The Bubble Guy was in his 40s.  But he always reminded me of a big kid.  A lot of street people are like that.  Perpetual 17-year-olds.  Bubble Guy wasn’t so much an outlaw as a prankster.  He was the guy in high school that would blow up mailboxes with cherry bombs.  And he never out-grew this sort of outsider hostility towards mainstream society.  Gruff but congenial, with a sardonic sense of humor.  For many years Bubble Guy had a cute girlfriend with sad, puppy-dog eyes who followed him around silently everywhere he went.  Bubble Guy got his nickname because he had this soap-and-water-and-wand kit where he’d make these huge bubbles.  He’d stand on the balcony of the Student Union Building and blow these beautiful bubbles into the air while we did our Hate Man drum circle below.  The bubbles were multi-colored and sparkled and twinkled as they floated gracefully in the sky, adding a magical touch to many nights on the scene.  And when he was done he’d always dump his excess soapy water into the Sproul fountain, which turned the fountain into a huge bubble bath.  The campus authorities hated that, because they had to clean out the fountain every time, but for some reason it took them years to figure out who the culprit was.  And Bubble Guy ended up getting banned from the campus. . . The last time I saw Bubble Guy I remember shaking his hand and I was shocked that the skin on his hand was as hard as a rock.  It was from some kind of disease.  I guess the disease got him.  Because that was the last time I saw him.
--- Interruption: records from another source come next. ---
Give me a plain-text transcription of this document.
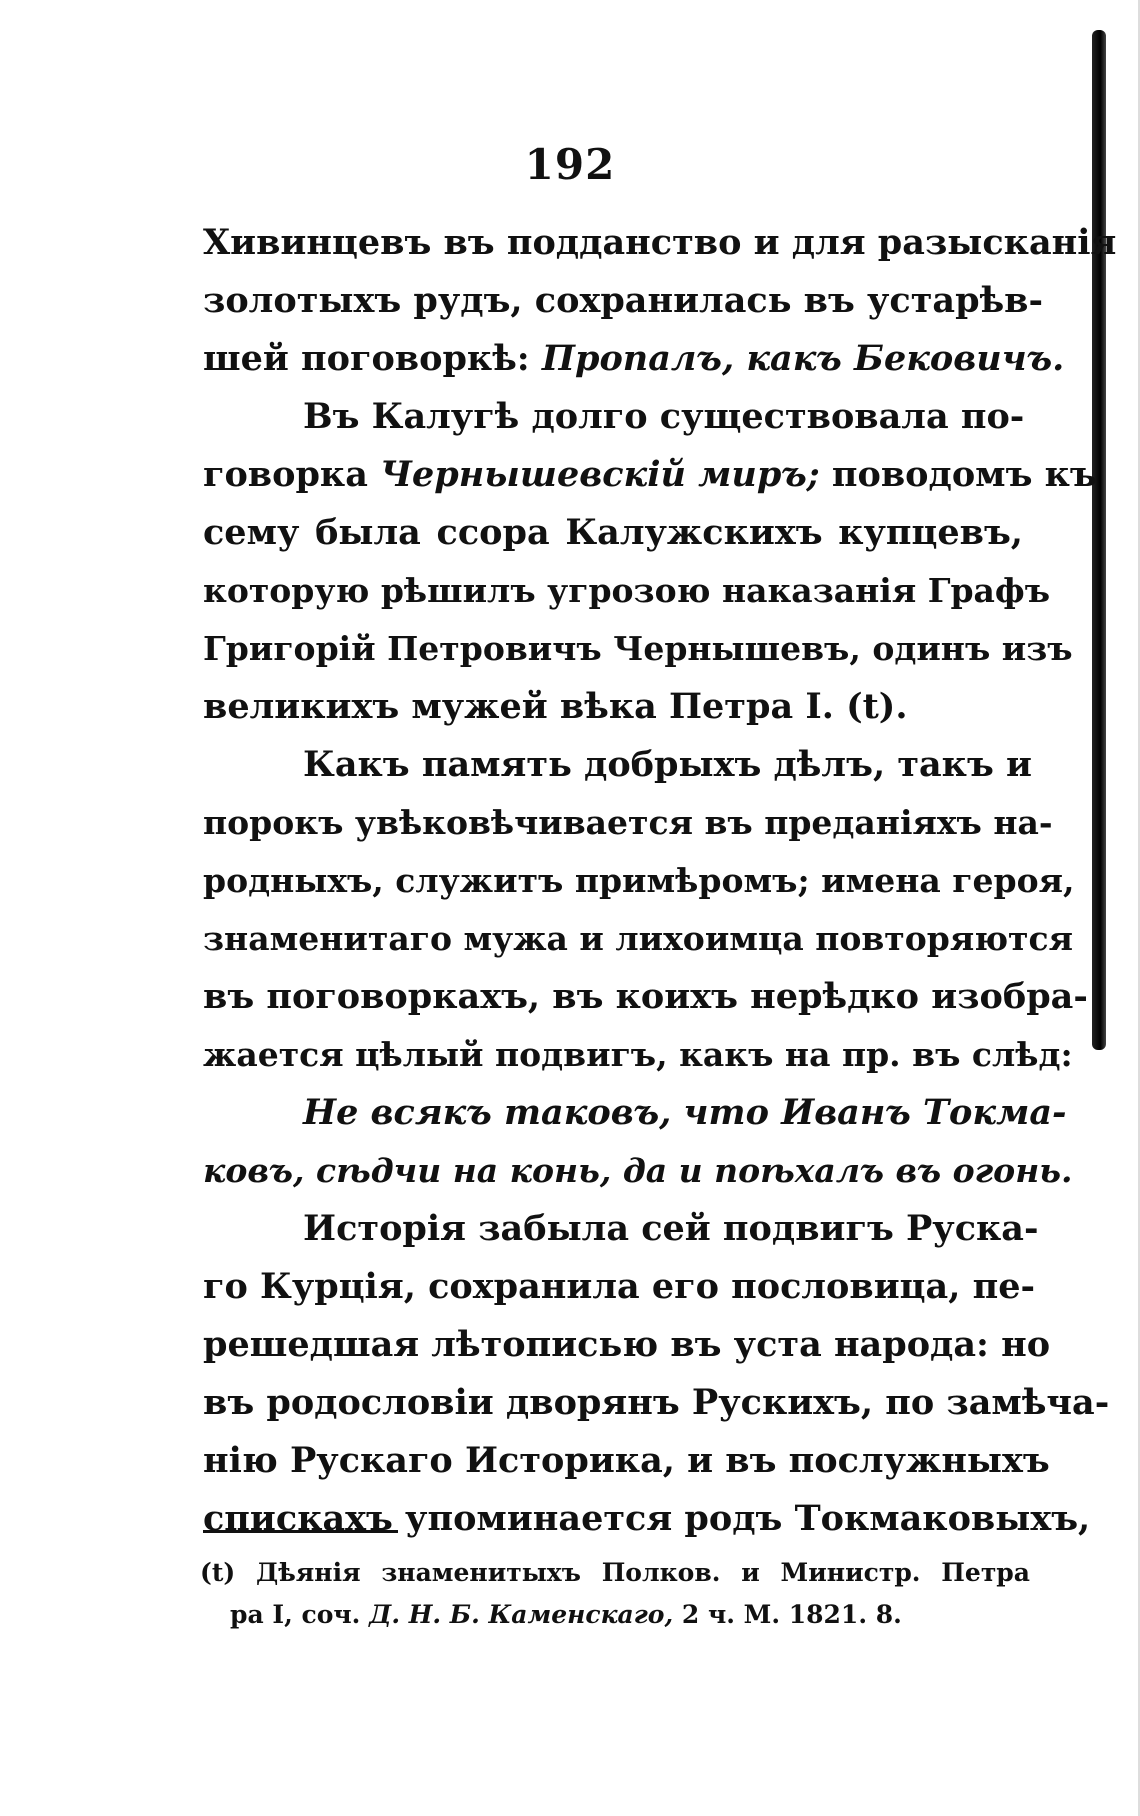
192
Хивинцевъ въ подданство и для разысканія
золотыхъ рудъ, сохранилась въ устарѣв-
шей поговоркѣ: Пропалъ, какъ Бековичъ.
Въ Калугѣ долго существовала по-
говорка Чернышевскій миръ; поводомъ къ
сему была ссора Калужскихъ купцевъ,
которую рѣшилъ угрозою наказанія Графъ
Григорій Петровичъ Чернышевъ, одинъ изъ
великихъ мужей вѣка Петра I. (t).
Какъ память добрыхъ дѣлъ, такъ и
порокъ увѣковѣчивается въ преданіяхъ на-
родныхъ, служитъ примѣромъ; имена героя,
знаменитаго мужа и лихоимца повторяются
въ поговоркахъ, въ коихъ нерѣдко изобра-
жается цѣлый подвигъ, какъ на пр. въ слѣд:
Не всякъ таковъ, что Иванъ Токма-
ковъ, сѣдчи на конь, да и поѣхалъ въ огонь.
Исторія забыла сей подвигъ Руска-
го Курція, сохранила его пословица, пе-
решедшая лѣтописью въ уста народа: но
въ родословіи дворянъ Рускихъ, по замѣча-
нію Рускаго Историка, и въ послужныхъ
спискахъ упоминается родъ Токмаковыхъ,
(t) Дѣянія знаменитыхъ Полков. и Министр. Петра
ра I, соч. Д. Н. Б. Каменскаго, 2 ч. М. 1821. 8.
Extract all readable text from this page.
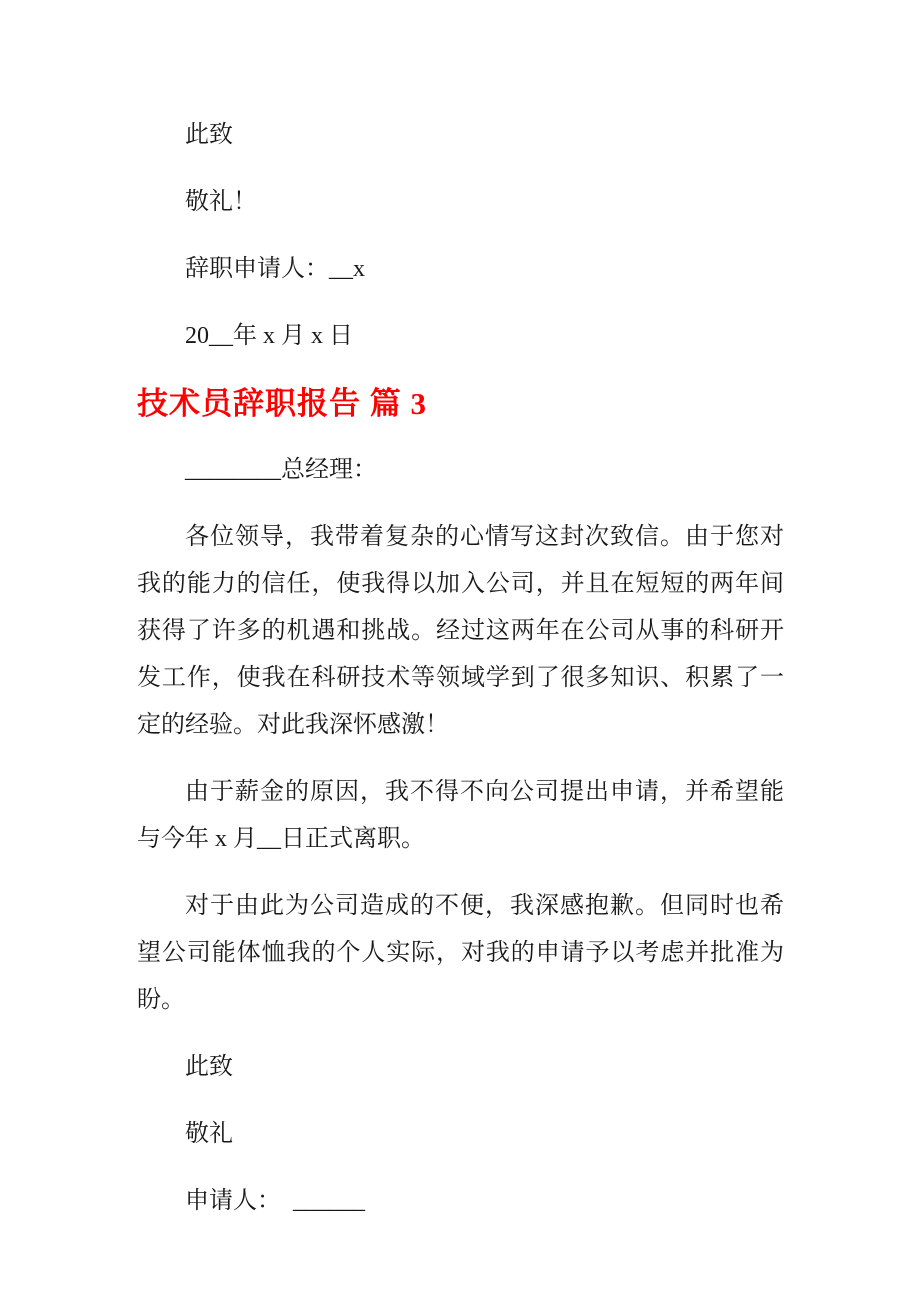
此致

敬礼！

辞职申请人：__x

20__年 x 月 x 日

技术员辞职报告 篇 3

________总经理：

各位领导，我带着复杂的心情写这封次致信。由于您对我的能力的信任，使我得以加入公司，并且在短短的两年间获得了许多的机遇和挑战。经过这两年在公司从事的科研开发工作，使我在科研技术等领域学到了很多知识、积累了一定的经验。对此我深怀感激！

由于薪金的原因，我不得不向公司提出申请，并希望能与今年 x 月__日正式离职。

对于由此为公司造成的不便，我深感抱歉。但同时也希望公司能体恤我的个人实际，对我的申请予以考虑并批准为盼。

此致

敬礼

申请人：　______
Stairway was a street musician in his early ’60s.  He had been on the street scene for a long time.  He kinda’ looked like Santa Claus with cowboy boots and a Southern drawl.  He was a hardcore alcoholic who would get the shakes in the morning if he didn’t have that first beer waiting for him to calm him down.  One time he was sitting on the bench in the Park and he had just opened a fresh 40 when a cop swooped down out of  nowhere and gave him a ticket.  That didn’t faze Stairway in the least.  But when the cop started to pour out Stairway’s 40 he went ballistic.  “NO!! YOU BASTARD!!  YOU WORTHLESS COCKSUCKER!! GIMME’ THAT BOTTLE!!”  He actually lunged at the cop and tried to wrestle that beer out of his hands, like it was his very life-blood itself.  I thought the cop was going to taze Stairway, but I guess the cop could tell that Stairway was just old and feeble.  But man did Stairway curse that cop out the whole time the cop was writing up the ticket. . .  I remember another scene on that very bench.  I don’t know what caused it — I think Stairway was refusing to share his beer with this young gutter punk ne-er-do-well.  So the punk cold-cocked Stairway.  Punched him right in the head.  Stairway went down like a sack of shit.  Laid there face-down on the ground for some time, until some of his drinking buddies finally helped him back on the bench.  The street scene can get sordid like that, especially the alkie segment of it. . .  Stairway was sort of a bullshitter.   Always making up stories.  Though more blarnie than con-man.  “I was good friends with Lowell George,” Stairway often mentioned.  “I wrote half the songs on the first Little Feat album and recorded with them in the studio.”  Stairway told his stories so many times, I’m sure he believed them.  He wasn’t a great guitarist — generally he’d learn one or two lines and a couple of chords from a song, and then just scat-sing the rest of it.  But when Stairway showed up with his guitar and his 40s you knew the street party was going to get rolling. . . . The last winter in Berkeley finally got to him.  He’d pass out in his sleeping bag and lay there all night through a pouring rainstorm.  On top of that, he’d usually piss himself in his sleep.  So those wet, cold nights finally wore him out.  Shortly after Christmas when he got his SSI check, he bought a plane ticket to go back to North Carolina to see his family one last time before he died.  Which is how it went.